Marie Kondo and Talking To My Clothes
Everything Is True
Ada Hoffmann's author newsletter
One of the most distinctive parts of the KonMari method is the one where you talk to the objects in your house. It's really an emotional method. You don't just think in your head about whether you use the object enough to make it worth keeping around; you pick it up, you feel it in your hands, you see what emotions it sparks. If it doesn't spark joy, you thank it for what it's done for you before throwing it out or putting it in a box to give away.*
(*Kondo recommends against giving things away, but with items in good condition like clothes and books, I can't help sending them to the thrift store instead of putting them in the garbage!! I don't think this is against the rules, as long as the items do in fact leave my house.)
As I've begun to sort through my possessions, I've been amazed what the simple act of opening your mouth to thank an object does. I never realized just how much I had to say to the things I own!
Sometimes I couldn't fully part with an object until I'd cast around and found the exact right thing to thank it for. Kondo gives suggestions in her book - even when a shirt doesn't suit you and you never liked it much, you can say something like, thank you for teaching me that I don't like this kind of shirt. With a lot of my clothes, even though they didn't suit me anymore, I had something I needed to articulate about the times they'd been through with me, the people I'd met wearing them or the LARP games where I'd used them as a costume piece. Sometimes I stammered out a whole long paragraph of thanks to some item or other.
Other times, there wasn't as much to say. Sometimes, I was just like, "Nah."
There were also times when talking to my clothes helped me figure out what to keep. Sometimes I'd be in the middle of thanking an item effusively and I'd realize that I still wanted it, after all. Sometimes I assumed I'd have to discard an item because it felt weird - from associations with an old partner, or with a time in my life I'd put behind me - but when I held it in my hands and tried to talk to it, I realized that it still sparked joy; there was just a lot of negative surface energy in the way.
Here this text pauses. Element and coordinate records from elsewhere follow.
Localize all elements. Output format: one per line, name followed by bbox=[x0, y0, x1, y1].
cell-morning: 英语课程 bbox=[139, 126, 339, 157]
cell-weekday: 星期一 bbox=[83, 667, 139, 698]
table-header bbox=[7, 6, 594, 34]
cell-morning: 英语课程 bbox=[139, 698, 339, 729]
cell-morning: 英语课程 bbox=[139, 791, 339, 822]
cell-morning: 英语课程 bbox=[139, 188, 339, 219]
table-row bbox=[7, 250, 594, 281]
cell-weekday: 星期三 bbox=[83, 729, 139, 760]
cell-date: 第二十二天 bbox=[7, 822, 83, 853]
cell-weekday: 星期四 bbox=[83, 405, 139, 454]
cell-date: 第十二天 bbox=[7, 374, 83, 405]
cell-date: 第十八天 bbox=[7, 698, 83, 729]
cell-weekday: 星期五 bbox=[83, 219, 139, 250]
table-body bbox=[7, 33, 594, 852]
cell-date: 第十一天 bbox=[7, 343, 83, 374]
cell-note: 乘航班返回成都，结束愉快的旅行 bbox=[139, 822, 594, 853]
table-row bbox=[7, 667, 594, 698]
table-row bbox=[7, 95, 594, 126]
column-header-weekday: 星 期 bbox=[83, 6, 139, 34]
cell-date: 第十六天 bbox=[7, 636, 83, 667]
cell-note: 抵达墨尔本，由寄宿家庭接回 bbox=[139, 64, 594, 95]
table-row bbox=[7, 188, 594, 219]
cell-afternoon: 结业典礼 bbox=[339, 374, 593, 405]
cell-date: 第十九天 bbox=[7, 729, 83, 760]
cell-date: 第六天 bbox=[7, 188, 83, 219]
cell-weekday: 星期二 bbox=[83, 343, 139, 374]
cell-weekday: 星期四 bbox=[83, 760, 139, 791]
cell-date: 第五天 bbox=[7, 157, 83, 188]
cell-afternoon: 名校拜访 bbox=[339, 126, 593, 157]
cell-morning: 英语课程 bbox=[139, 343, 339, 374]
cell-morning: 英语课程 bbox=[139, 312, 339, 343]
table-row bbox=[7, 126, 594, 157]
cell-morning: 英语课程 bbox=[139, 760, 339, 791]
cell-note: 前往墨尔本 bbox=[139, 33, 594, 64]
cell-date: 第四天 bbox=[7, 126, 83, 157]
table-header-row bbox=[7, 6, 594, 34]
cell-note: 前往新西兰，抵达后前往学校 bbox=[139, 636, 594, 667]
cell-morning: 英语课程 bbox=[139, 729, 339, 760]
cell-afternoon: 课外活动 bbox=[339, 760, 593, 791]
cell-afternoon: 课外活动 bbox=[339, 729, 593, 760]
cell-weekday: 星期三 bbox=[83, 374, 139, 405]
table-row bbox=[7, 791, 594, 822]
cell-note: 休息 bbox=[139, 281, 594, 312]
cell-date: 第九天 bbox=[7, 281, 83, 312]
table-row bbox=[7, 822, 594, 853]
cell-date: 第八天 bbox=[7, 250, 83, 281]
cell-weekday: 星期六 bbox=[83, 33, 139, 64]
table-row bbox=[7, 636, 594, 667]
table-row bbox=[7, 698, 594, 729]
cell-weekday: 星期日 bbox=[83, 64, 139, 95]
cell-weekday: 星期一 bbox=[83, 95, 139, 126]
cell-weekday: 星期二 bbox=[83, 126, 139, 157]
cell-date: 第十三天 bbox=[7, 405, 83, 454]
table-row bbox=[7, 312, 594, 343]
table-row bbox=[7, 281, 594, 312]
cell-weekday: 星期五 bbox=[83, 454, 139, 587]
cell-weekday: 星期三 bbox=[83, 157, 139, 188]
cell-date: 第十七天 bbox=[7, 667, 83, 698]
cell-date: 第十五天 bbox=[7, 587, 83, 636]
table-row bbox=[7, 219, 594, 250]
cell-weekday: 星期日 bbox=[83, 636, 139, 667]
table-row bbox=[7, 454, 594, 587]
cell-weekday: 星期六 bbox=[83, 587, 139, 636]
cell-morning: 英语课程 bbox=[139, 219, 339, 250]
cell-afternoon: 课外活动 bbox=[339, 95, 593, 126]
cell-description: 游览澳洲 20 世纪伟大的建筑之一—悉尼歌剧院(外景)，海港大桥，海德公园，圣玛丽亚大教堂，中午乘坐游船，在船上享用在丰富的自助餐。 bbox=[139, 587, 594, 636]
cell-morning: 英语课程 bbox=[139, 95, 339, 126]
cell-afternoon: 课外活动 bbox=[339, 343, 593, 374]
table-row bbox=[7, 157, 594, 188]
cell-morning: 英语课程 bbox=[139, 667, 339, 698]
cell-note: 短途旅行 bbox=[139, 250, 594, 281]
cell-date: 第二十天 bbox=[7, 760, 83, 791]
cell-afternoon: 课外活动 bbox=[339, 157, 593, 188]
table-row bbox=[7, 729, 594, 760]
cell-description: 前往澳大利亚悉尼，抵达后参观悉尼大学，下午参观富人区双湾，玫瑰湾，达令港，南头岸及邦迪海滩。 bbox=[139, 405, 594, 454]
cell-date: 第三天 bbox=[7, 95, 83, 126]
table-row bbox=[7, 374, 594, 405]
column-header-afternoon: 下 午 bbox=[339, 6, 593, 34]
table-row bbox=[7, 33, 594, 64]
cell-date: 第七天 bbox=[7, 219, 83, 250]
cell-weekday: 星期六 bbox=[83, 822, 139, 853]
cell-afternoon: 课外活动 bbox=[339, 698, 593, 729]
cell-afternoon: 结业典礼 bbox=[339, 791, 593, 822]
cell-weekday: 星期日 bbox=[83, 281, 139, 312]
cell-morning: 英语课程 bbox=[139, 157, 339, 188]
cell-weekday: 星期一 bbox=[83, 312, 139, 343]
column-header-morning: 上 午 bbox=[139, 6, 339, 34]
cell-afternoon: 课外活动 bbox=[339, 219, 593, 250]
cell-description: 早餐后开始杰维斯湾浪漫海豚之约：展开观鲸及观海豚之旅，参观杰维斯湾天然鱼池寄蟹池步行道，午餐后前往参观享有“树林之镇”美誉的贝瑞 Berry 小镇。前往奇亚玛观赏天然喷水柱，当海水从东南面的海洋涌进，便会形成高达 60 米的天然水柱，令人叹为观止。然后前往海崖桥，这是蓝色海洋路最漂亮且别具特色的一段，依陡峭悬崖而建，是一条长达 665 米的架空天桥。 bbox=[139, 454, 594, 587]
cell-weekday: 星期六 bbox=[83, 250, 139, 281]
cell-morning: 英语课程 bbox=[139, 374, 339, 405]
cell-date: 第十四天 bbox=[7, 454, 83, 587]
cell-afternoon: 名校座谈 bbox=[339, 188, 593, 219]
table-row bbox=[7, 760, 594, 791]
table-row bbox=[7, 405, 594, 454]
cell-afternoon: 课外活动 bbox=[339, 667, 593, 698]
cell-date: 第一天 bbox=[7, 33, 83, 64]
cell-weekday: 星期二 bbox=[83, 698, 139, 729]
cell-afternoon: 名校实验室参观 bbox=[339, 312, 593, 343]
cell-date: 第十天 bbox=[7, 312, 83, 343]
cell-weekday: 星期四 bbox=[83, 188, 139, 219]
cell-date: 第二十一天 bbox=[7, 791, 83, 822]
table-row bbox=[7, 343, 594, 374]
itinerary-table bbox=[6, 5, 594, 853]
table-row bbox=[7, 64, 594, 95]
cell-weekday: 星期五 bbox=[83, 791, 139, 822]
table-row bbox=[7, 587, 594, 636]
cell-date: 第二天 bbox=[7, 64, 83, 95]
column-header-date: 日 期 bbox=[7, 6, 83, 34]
I put those items ritually into the washing machine with some salt and afterwards they felt good as new. (One of them is a goofy cloak which I've started wearing around the house all the time. I'm so delighted by it now. I can't believe I let it molder on a shelf for so long.)
And there were times when the decision to keep something wasn't difficult at all. There were times when as soon as I picked something up it would elicit a squeak of joy, a "Yay!" or even an "I love you."
I don't think of myself as someone who has a lot of feelings about clothes. I've never been terribly interested in fashion or trends and I struggle to get any sense of my personal style. It was astonishing to me how many emotions I actually had about my clothes. It's like none of it was visible to me until I made it physical - by picking the clothes up, holding them in my hands, and talking to them.
Going through my books, a few days later, was even more surprising. I usually only keep a book if I like it, my bookshelves aren't excessive by author standards, and my TBR pile all fits on one shelf, so I expected that I would end up keeping most of the books and discarding only a few. Boy, was I wrong! When I put all the books on the floor and made myself pick them up and talk to them individually, I was amazed what came out. Some of my books, of course, I really loved. With others, I was shocked how much anger came out. I had so many books that I'd loved once, but that belonged to ways of being or thinking about myself and the world that aren't good for me anymore. I'd been collecting them - judiciously - for over a decade, and in the past ten years I've changed so much. I couldn't believe how painful it was to go through some parts of those shelves; at one point I despaired that I could do it.
I'm afraid I was a little bit ruder to some of the books than Marie Kondo would have liked. ("Who cares about calculus!" I remember saying loudly to the room, while putting a hefty textbook into the discard box. It wasn't the rudest thing I said.)
I ended up parting with about half of my books. But the ones that survived are the ones that delight me.
Hannah, my girlfriend, likes to say that cleaning a house is "a journey to the center of the mind." Never has that been more true than with the KonMari method! I’m learning even more about myself than I am about my possessions and my space.